Find classmates to compare notes with
This is very important in any class. First day of school, find people who take good notes, so when you miss a lesson, you can go back to these trusty people and get their notes. Not only for that reason, because everyone writes notes differently, you might have missed something or they worded something perfectly, you can just copy off of them!
These people make great study buddies! 😉
Find a structure and style that works for YOU
This advice goes back to my intro. There are so many ways to write notes. For example, the classic Cornell Note-Taking and the T table. The way you take notes effects the way you learn. I use a combination of all common note-taking methods. The goal is to write in a way that help you remember and understand the information. This takes years to prefect so experimenting is key.

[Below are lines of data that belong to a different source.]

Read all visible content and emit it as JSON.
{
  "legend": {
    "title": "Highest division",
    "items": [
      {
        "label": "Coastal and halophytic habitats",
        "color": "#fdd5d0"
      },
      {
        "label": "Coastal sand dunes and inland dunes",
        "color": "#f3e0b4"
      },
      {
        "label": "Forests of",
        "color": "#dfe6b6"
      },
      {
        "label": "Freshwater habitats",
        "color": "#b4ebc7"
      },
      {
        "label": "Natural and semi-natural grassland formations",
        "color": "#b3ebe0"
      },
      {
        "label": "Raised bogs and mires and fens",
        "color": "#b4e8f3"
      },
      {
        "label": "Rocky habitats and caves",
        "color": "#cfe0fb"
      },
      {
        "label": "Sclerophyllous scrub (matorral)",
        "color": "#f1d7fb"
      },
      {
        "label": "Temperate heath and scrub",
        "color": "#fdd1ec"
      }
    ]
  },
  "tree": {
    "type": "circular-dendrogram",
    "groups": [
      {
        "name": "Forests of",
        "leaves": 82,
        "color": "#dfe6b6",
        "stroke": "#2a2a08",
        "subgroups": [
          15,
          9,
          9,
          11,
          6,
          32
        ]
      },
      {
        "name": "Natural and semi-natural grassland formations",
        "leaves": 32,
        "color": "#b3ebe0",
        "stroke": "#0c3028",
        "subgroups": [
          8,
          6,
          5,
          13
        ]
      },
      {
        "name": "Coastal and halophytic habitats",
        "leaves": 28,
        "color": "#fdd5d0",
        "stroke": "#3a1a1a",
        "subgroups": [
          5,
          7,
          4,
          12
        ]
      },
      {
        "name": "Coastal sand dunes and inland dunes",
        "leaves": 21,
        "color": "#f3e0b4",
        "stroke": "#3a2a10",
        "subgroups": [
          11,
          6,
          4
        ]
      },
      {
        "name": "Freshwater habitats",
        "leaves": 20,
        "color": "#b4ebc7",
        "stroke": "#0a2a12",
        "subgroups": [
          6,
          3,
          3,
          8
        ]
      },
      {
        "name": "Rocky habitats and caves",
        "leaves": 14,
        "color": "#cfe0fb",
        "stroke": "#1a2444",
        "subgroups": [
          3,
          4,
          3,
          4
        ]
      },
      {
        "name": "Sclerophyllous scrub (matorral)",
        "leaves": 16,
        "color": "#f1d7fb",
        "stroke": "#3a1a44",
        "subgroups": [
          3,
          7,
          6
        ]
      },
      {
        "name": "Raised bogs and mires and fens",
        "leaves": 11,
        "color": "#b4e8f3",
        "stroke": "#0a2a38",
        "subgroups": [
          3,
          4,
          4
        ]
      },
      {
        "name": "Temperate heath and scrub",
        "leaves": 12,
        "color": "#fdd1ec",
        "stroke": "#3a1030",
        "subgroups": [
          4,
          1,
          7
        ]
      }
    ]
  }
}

This is an obvious one but very important nonetheless. Bring your notebooks, pens, pencils, highlighters to class!! Be prepared for anything! Seriously, a highlighter is your best friend. ALWAYS HAVE A HIGHLIGHTER HANDY!!
What I always keep in my pencil case:
- mechanical pencils
- a white eraser
- sticky notes
- a black, red, & blue pen
- white out
- highlighters (at least 3 different colours)
Keep your notes consistent. Don’t juggle different colours and writing utensils while writing your notes.
Rewrite your notes after class
This is something I always end up doing. A newer copy of notes will have less mistakes and it’ll probably be neater. Also, you’ll remember the information easier, making it helpful when it comes to exam time. Don’t wait a week to go over your notes. The information is fresh in your mind so you can always add more points or information.
You can rewrite your notes in colour, making it more eye-appealing and fun to read. Some like using markers to write their notes. But find a pattern, too much colour can be busy and confusing to read.
Now I’m going to show you what my notes look like.
I use a different combo of these three labels, alternating between them. Sometimes for my titles, I put a box around it, other times, I underline. For the most part, my subtitles have a squiggly line underneath.
It is really important to label titles and subtitles. It makes the note more organized and when you flip back to the notes, it makes for easy searching.
Highlight titles and subtitles to make it more eye-catching and even easier searching. Highlighting is the equivalent to bolding your words. Using different colours for different lessons, units and subjects are a good idea too.
I always use these 3 types of listing: lines, bullets and arrows. I use a combination of all three in my notes. I personally prefer the arrows, but the bullets are less time-consuming.
Indenting is another way to list. I indent whenever I can. Try to use the most of the paper you’re using. The indents will draw your eyes to the note, making it (again) easier for skimming and reviewing.
For me, I know I sometimes skip some information because I don’t want to miss what the teacher is saying. When you catch up, if you remember the information you didn’t put down but thought was important, use an arrow to link or refer the note back to where it belongs. I find this helpful when rewriting my notes because all my information will be in one place instead of all over the page.
So that was my Back-To-School post on Note-Taking!! I really hope you find this useful. If you have any other tips you would like to share put them in the comments! I’d love to hear your strategies!!